The way England has won is causing an unfamiliar feeling to creep up. They dare to dream. The delicious possibility of adding another World Cup title. Its been over four decades since the 1966 World Cup and since then England have stumbled and stumbled badly with only the 1990 World Cup offering some relief.
And Fabio Capello is leading that brand of optimism:
"Playing in the final would be success," said Capello.
"For now, playing in it will do, rather than winning it. But if people are asking me what my aspiration is, then it is to reach the final."
In 2006, Steven Gerrard and Frank Lampard created a crippling redundancy in the crowded five man midfield. With very little overlap the midfield was bogged down by stasis and it was only Owen Hargreaves who provided some industry and bustle. Frank Lampard was busy blasting away stratospheric missiles and Peter Crouch waited for the long ball as England stagnated on offense.
With Joe Cole missing, Steven Gerrard has found his space running down the left, cutting inside and dishing off to Rooney running across the center. The slot striker keeps on adding to his assist total. The midfield has added warp speed in the form of lightning quick Aaron Lennon down the right.
The squad also has two of the game's top attacking wingbacks in Ashley Cole and Glen Johnson who create all the space for Gerrard, Lampard, and Rooney to run into and dish of crosses that can be attacked by a whole host of players. Gareth Barry and Frank Lampard begin it all by winning back possession upfield reducing the distance to goal. Its all a matter of closing down spaces.
Capello has a wealth of attacking riches when Theo Walcott returns. Jermain Defoe and Peter Crouch are the super subs. And Joe Cole might eventually get back into the squad after rehab from injury.
The questions may not be so much in midfield but in defense and in goalkeeping. Capello initially started David James and now prefers Robert Green with Ben Foster getting in a look in the friendlies. All three are mistake prone but Green seems to be the steadiest of the lot although he spilled the shot that Eduardo latched onto for the only Croatian goal. Still it is a vast improvement from the days of Paul Robinson.

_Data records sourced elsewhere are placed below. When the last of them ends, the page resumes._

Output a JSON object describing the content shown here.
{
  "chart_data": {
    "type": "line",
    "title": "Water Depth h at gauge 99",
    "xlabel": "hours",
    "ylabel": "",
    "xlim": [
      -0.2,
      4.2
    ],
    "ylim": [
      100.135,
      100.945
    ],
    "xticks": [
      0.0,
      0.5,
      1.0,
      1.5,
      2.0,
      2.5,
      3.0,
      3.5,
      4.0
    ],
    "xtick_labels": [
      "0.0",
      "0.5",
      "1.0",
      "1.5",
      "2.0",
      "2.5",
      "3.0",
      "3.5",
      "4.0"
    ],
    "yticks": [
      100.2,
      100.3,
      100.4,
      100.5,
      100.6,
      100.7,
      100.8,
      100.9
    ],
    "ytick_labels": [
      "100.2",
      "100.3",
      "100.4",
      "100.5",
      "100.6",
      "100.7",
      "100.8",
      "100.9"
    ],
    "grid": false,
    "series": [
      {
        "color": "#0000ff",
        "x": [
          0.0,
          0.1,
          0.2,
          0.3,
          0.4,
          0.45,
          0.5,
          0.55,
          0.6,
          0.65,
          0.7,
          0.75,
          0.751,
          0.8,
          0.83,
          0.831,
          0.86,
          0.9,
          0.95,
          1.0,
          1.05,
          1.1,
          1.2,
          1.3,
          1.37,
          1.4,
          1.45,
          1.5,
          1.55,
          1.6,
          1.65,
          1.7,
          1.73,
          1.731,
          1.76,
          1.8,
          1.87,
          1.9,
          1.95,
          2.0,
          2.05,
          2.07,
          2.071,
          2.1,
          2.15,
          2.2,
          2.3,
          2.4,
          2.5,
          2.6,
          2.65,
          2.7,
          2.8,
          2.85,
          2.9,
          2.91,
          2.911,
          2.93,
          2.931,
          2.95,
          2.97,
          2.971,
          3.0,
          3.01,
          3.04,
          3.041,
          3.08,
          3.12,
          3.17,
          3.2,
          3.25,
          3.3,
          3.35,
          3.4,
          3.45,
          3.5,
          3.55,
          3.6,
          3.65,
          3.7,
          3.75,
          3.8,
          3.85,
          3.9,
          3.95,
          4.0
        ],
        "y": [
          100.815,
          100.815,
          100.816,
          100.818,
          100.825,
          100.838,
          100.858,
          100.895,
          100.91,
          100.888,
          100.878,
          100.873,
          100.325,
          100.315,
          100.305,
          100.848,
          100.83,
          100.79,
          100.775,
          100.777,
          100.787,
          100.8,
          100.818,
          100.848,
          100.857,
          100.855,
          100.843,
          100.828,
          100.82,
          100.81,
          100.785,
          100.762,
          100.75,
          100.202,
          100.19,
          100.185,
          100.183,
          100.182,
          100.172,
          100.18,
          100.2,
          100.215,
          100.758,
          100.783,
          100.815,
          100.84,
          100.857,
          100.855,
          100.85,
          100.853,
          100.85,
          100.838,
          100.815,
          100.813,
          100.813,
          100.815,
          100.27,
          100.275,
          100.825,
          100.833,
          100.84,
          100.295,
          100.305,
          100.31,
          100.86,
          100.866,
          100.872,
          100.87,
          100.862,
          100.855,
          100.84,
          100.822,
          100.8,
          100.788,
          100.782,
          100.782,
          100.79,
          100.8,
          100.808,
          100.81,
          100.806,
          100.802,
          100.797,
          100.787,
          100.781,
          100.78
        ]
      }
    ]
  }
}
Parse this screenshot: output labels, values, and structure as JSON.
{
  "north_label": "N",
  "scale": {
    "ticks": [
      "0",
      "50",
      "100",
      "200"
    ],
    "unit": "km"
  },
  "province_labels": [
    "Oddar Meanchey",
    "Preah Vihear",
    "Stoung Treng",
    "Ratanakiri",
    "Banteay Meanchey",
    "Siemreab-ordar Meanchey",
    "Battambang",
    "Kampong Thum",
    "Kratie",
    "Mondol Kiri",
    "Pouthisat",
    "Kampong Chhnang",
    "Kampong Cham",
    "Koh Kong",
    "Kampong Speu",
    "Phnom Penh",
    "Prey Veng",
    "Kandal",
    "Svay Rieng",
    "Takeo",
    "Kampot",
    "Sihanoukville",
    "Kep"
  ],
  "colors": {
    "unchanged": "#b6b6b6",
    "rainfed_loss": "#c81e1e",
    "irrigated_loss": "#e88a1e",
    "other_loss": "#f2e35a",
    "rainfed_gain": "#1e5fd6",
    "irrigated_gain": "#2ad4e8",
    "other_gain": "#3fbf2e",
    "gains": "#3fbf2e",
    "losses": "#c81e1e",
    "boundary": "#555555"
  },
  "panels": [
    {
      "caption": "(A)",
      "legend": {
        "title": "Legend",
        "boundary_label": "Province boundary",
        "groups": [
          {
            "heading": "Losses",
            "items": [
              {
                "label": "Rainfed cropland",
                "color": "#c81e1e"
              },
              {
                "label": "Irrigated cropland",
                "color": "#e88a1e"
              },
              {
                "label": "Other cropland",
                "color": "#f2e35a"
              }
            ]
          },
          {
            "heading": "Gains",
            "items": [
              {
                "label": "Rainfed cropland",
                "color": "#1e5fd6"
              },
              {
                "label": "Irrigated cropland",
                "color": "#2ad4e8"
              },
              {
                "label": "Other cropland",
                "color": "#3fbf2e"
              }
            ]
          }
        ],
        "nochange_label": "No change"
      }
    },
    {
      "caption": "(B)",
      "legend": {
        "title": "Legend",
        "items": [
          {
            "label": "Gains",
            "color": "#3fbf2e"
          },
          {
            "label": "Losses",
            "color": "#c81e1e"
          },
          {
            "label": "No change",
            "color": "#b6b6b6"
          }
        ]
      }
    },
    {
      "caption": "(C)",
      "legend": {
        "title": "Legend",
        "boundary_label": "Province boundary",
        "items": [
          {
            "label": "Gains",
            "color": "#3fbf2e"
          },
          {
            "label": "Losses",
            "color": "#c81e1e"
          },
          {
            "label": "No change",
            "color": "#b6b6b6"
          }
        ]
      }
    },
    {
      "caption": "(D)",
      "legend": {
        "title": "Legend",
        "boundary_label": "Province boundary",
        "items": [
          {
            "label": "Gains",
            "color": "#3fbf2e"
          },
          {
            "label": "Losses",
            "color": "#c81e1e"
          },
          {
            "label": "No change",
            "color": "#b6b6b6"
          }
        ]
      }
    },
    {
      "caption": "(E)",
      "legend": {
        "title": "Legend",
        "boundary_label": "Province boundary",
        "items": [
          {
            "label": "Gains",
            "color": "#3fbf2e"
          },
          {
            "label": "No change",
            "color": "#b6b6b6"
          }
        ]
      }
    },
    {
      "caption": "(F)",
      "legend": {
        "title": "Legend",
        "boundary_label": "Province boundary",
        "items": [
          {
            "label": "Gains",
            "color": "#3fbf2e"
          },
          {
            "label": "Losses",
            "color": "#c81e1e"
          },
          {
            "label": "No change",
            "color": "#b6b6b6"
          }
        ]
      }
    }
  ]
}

Glen Johnson has shown his attacking instincts, foot skills, clever changes of pace, and a physical presence but his defending has been less stellar. He does not seem overly eager to track back. Matthew Upson as a replacement for Sol Ferdinand is adequate when it comes to the air but his tackling is suspect.
Some questions still remain but when you think of an English team that has scored 31 goals, the most in the European zone and moved well beyond David Beckham's dead ball abilities it is a source of optimism. It starts with Capello and his discipline.